The EU is investing €10 million in technical assistance and capacity building in partner countries in Africa to help improve the business and investment climate, in cooperation with the International Monetary Fund (IMF).
Two support programmes are being announced today between the European Commission and the IMF. Ahead of the announcement that will take place in the margins of the World Bank Spring meetings in Washington, Commissioner for International Cooperation and Development Neven Mimica said: “This €10 million contribution to technical assistance will help us and our partners deliver development assistance better, faster and more effectively. It will boost regional integration and economic governance reforms in Africa – in line with our Africa-Europe Alliance for Sustainable Investment and Jobs."
This support will help provide tailored technical assistance and training to businesses in West and Central Africa, implemented through two IMF Regional Technical Assistance Centres: one for West Africa, covering Cape Verde, the Gambia, Ghana, Nigeria, Liberia, Sierra Leone and one for Central Africa, covering Burundi, Cameroon, Central African Republic, Chad, Democratic Republic of the Congo, Gabon, Equatorial Guinea, and São Tomé and Príncipe.
The centres assist partner countries in their process of regional integration, as well as in designing, implementing, and monitoring sound macroeconomic, fiscal and monetary policies. They are a key component of the EU-IMF strategic partnership complementing EU budget support operations and dialogue with partner countries on economic governance reforms.

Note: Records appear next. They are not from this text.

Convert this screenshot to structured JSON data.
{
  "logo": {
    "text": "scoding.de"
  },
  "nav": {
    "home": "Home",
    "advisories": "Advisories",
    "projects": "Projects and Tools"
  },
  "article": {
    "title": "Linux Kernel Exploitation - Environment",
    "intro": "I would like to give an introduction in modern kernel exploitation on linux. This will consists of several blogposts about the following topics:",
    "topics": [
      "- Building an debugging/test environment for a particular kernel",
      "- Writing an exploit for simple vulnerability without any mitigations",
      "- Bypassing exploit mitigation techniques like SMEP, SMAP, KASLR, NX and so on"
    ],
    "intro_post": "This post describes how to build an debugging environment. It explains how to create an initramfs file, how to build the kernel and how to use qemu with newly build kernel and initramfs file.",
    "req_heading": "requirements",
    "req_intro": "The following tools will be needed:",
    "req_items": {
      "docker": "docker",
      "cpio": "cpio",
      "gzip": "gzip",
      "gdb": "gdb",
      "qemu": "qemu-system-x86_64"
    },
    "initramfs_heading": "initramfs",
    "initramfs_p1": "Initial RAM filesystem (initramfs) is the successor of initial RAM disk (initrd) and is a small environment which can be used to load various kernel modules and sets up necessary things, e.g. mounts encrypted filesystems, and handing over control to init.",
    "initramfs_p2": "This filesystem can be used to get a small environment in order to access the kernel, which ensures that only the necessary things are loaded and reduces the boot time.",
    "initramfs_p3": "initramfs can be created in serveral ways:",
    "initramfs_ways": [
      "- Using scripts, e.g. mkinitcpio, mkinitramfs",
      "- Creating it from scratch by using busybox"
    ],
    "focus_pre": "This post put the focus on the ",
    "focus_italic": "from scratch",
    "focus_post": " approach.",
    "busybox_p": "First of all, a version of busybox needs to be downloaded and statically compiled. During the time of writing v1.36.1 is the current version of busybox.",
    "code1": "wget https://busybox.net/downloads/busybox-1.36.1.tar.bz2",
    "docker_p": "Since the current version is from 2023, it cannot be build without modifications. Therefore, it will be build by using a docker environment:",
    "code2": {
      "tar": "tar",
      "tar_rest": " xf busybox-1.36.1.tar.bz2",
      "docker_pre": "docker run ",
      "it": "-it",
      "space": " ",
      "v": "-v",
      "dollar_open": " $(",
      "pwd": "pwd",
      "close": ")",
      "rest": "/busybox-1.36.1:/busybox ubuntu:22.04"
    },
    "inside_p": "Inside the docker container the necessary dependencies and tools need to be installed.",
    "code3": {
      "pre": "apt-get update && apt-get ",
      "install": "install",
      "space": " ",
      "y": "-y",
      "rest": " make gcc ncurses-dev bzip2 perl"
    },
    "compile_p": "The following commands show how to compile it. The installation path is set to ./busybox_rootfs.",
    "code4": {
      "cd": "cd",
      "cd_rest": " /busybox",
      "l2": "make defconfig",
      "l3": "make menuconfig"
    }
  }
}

The capacity building provided by these programmes is critical to strengthening the capacity of partner countries to finance their own development policies and reach the Sustainable Development Goals.
The EU and IMF are implementing the Strategic Partnership Framework (SPF) signed on 2016, which focuses on issues such as debt sustainability, Public Financial Management and capacity development to support partner countries with the design and implementation of policies that promote growth and reduce poverty. Between 2010 and 2018, the European Commission contracted a total of around €215 million to the IMF. The EU is the biggest partner of the IMF in capacity-building efforts and financed 50% of the IMF external contributions for the financial years 2016 – 2018.
The EU, through the new 'Africa-Europe Alliance for Sustainable Investment and Jobs' has reaffirmed its strong commitment to reinforce its partnership with its neighbouring continent. One of the key strands and objectives of this new alliance is to contribute to create a macro-economic environment conducive to trade, investment that can generate jobs, and sustainable, inclusive growth.